In the context of the integration of Web3 and AI, privacy computing has become the core infrastructure of the digital age. Decentralized Confidential Computing (DeCC) ensures data privacy and computational correctness through cryptographic technologies without relying on centralized hardware (such as TEE). Fully Homomorphic Encryption (FHE), as the core technology of DeCC, can achieve arbitrary universal computation in an encrypted state and is considered the ultimate solution for privacy computing.

1. What is DeCC?

Traditional confidential computing relies on TEE (such as Intel SGX), but there are risks of centralization and difficulties in integrating with Web3. DeCC achieves trustless privacy computing through cryptographic means (such as MPC, ZKP, FHE). FHE is the only technology that supports universal computation in an encrypted state, becoming a key pillar of DeCC.

2. Core Value of FHE

Black-box Computing Environment

FHE allows computing nodes to process data without decryption, preventing data leakage and addressing issues such as centralized server snooping, plaintext operation on-chain, and trust in multi-party cooperation.

Verifiable Results

FHE combined with ZKP ensures that the results of encrypted computations are valid and have not been tampered with, suitable for scenarios such as financial settlement, collaborative training, and DID verification.

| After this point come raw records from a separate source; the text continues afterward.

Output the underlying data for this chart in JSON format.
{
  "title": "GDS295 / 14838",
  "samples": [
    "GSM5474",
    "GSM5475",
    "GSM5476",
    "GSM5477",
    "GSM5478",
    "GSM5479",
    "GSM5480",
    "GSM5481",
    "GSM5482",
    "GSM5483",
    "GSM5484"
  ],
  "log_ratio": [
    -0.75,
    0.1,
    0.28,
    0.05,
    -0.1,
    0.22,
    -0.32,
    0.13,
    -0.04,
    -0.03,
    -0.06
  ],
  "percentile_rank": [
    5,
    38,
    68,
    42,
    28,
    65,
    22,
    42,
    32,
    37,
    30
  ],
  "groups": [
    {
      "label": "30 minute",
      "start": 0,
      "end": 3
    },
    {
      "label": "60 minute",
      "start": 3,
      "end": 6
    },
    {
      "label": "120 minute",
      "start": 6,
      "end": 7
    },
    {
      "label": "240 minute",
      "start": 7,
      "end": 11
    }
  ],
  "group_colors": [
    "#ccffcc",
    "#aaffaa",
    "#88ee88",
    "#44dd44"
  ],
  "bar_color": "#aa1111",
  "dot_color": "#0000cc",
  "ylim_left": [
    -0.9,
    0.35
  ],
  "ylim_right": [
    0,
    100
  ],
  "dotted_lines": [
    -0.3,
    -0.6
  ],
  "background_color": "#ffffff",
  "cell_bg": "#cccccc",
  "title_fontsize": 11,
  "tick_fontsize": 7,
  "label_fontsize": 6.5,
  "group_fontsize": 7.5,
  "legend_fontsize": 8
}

3. FHE + HTTPZ: Zero Trust Computing Internet

HTTPZ is a conceptual zero-trust transmission protocol that combines FHE, ZKP, and E2EE to achieve end-to-end encryption from transmission to computation. FHE ensures end-to-end computational security, keeping the AI inference process in an encrypted state, constructing a “secure computing internet.”

4. Application Scenarios

DeFi Risk Control: Running risk control models on-chain in an encrypted manner to protect user data privacy.

Multi-party AI Training: Institutions encrypt and share data for collaborative model training on-chain.

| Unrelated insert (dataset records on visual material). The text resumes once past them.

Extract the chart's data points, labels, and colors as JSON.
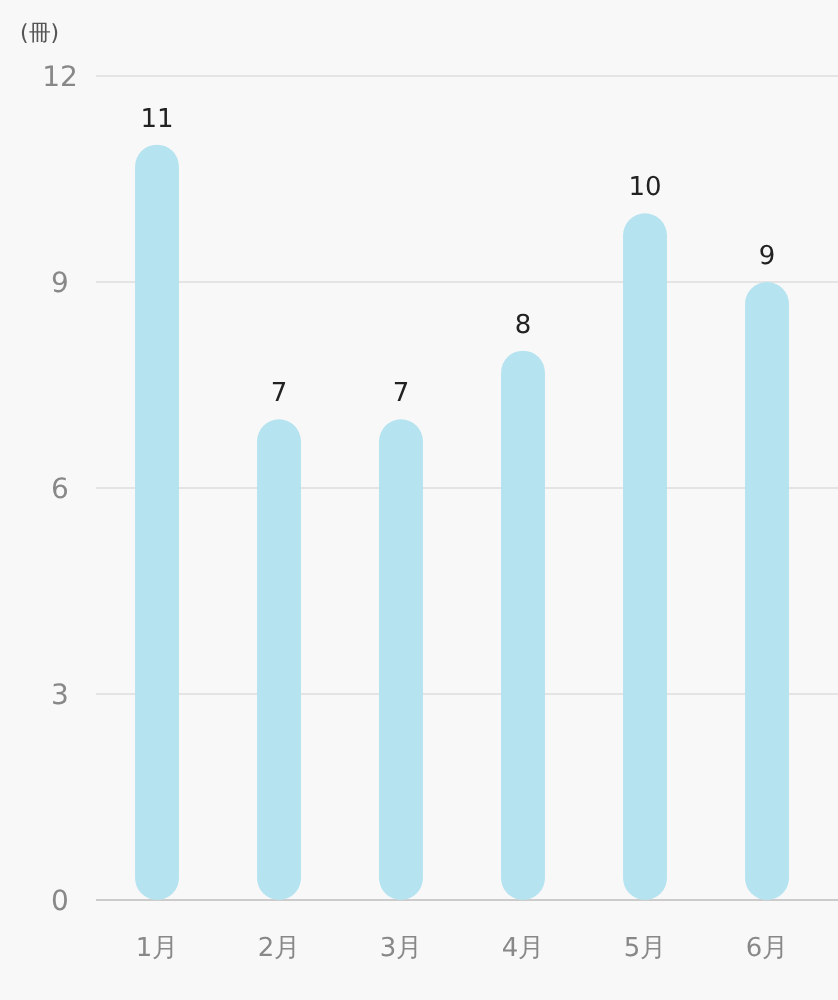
{
  "chart_data": {
    "type": "bar",
    "ylabel": "(冊)",
    "categories": [
      "1月",
      "2月",
      "3月",
      "4月",
      "5月",
      "6月"
    ],
    "values": [
      11,
      7,
      7,
      8,
      10,
      9
    ],
    "color": "#b5e3f0",
    "ylim": [
      0,
      12
    ],
    "yticks": [
      0,
      3,
      6,
      9,
      12
    ],
    "grid": "y",
    "data_labels": true
  }
}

Encrypted AI Assistant: User inquiries and AI inference are encrypted throughout, ensuring privacy.

5. Challenges and Trends

Challenges: FHE has slow computational performance, high development thresholds, and standardized protocols (such as HTTPZ) are still immature.

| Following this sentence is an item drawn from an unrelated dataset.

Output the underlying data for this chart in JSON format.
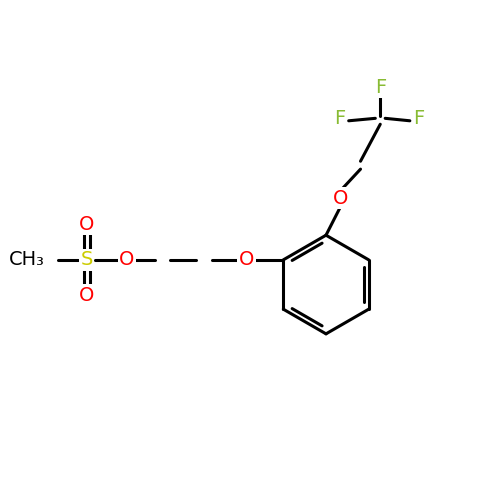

Trends: Projects like Zama and Aleo are promoting the application of FHE, and the DeCC framework is gradually improving.

Conclusion

FHE is the core engine of DeCC, constructing a trustless privacy computing network through universal computation in an encrypted state. It is not only the infrastructure for the integration of Web3 and AI but will also drive the future “intelligent and controllable” Agentic World, becoming the “operating system” of privacy computing.